De dos, l'homme n'a pas grande allure. D'une taille très au-dessous du médiocre, il est à peine plus épais qu'une fillette. L'habit est gris souris, de bonne coupe, de drap lourd mais usé, et les bas gris ardoise, rapiécés en plusieurs endroits. Les pieds sont calés dans des souliers hors d'âge, beaucoup trop larges et bourrés de paille fraîche.
Cet homme qui regarde dans la cour depuis la fenêtre de sa chambre se fait appeler Ange Lacarpe. Personne ne sait si c'est là son vrai nom, mais les gens du village s'accordent à lui trouver une patience angélique et guère plus de conversation qu'un poisson. Il soigne les enfants, les tout-petits, les plus grands, et aussi, à l'occasion, parce que les temps sont rudes et que nécessité fait loi, leurs parents. Gars et matrones, jeunes et vieux, même les pauvres, ceux qui n'ont rien du tout que leur détresse et des larmes qui ne servent à personne.

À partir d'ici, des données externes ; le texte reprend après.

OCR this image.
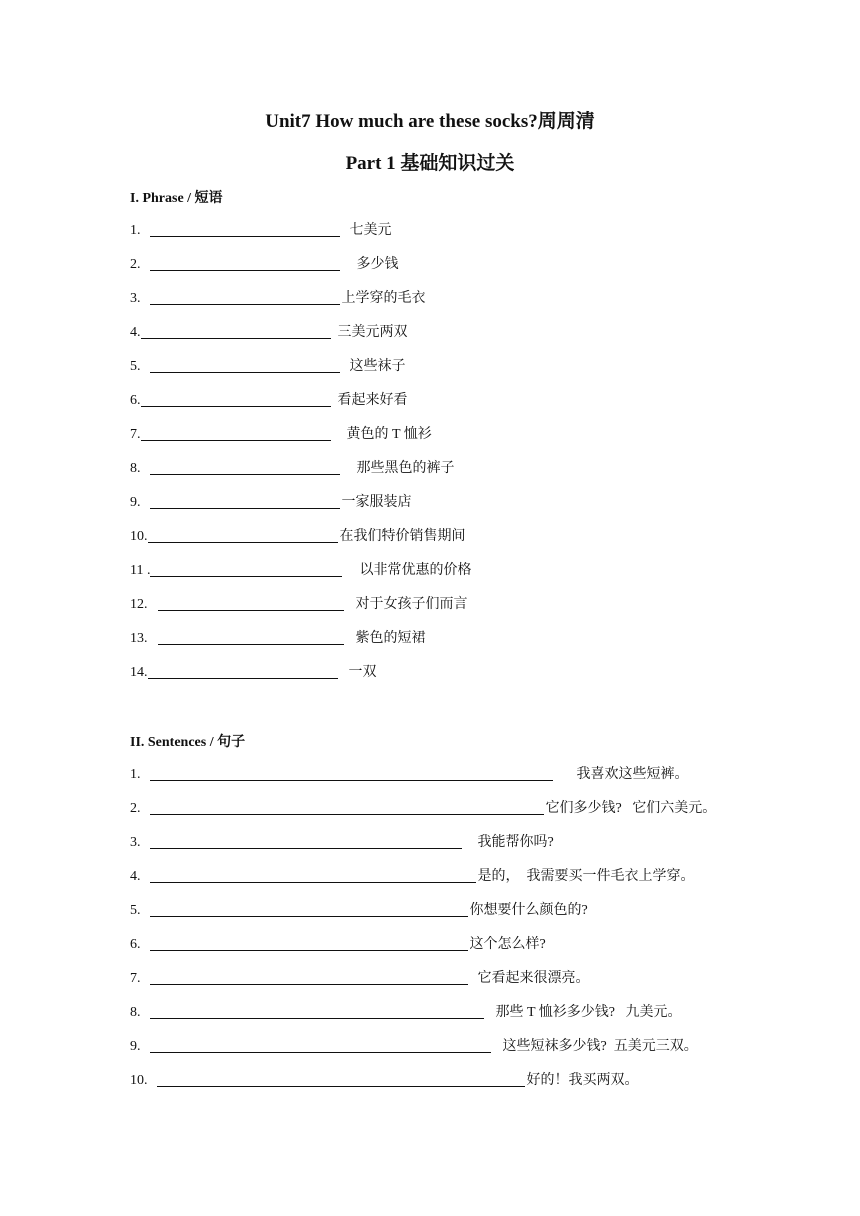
Unit7 How much are these socks?周周清
Part 1 基础知识过关
I. Phrase / 短语
1.	七美元
2.	多少钱
3.	上学穿的毛衣
4.	三美元两双
5.	这些袜子
6.	看起来好看
7.	黄色的 T 恤衫
8.	那些黑色的裤子
9.	一家服装店
10.	在我们特价销售期间
11 .	以非常优惠的价格
12.	对于女孩子们而言
13.	紫色的短裙
14.	一双
II. Sentences / 句子
1.	我喜欢这些短裤。
2.	它们多少钱?   它们六美元。
3.	我能帮你吗?
4.	是的，  我需要买一件毛衣上学穿。
5.	你想要什么颜色的?
6.	这个怎么样?
7.	它看起来很漂亮。
8.	那些 T 恤衫多少钱?   九美元。
9.	这些短袜多少钱?  五美元三双。
10.	好的！我买两双。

Ange Lacarpe ne guérit pas toujours, mais au moins, il soulage.
Le seul qu'il ne soit pas parvenu à soulager, c'est le maître, celui qui vivait au château.
Celui qui vient de trépasser.
Les cloches de l'abbaye sonnent depuis l'aube, et les villageois découpent du drap noir pour accrocher aux fenêtres. Ils porteront le deuil non par respect dû au mort, car ce mort-là n'avait rien de respectable, mais pour son fils, qui hier comme aujourd'hui ne méritait pas le sort que la vie lui a fait.
Le nouveau maître.
Celui qui se fait nommer Ange Lacarpe connaît bien le nouveau maître. Il le connaît assez pour l'appeler : « Enfant » ou encore « Charles », ce que personne, même pas la femme Fermat, sa nourrice, ne se permet. Entre celui qui soigne les petits et cet enfant-là qui est maintenant un homme, il y a un lien que les gens du village admirent et envient.
De ce lien-là, le maître qui est mort la nuit dernière était férocement jaloux. Surtout vers la fin.
L'homme en gris ouvre sa fenêtre. La croisée résiste, l'humidité a fait gonfler le bois. Il faudrait raboter et repeindre le pourtour. Ange Lacarpe n'aura pas le temps.
L'air est tiède, presque rose. Un soir qui ressemble à une aube.
L'homme ôte sa perruque, grise également, et ébouriffe ses cheveux courts et drus. Il respire en fermant les yeux.
Voilà treize années qu'il attend cette aube.
Sous la fenêtre se trouve un coffre. Pas très large, en bois de chêne avec des ferrures compliquées. Ange Lacarpe plie les genoux, et tirant de sa poche une clef, il défait les serrures et soulève le couvercle.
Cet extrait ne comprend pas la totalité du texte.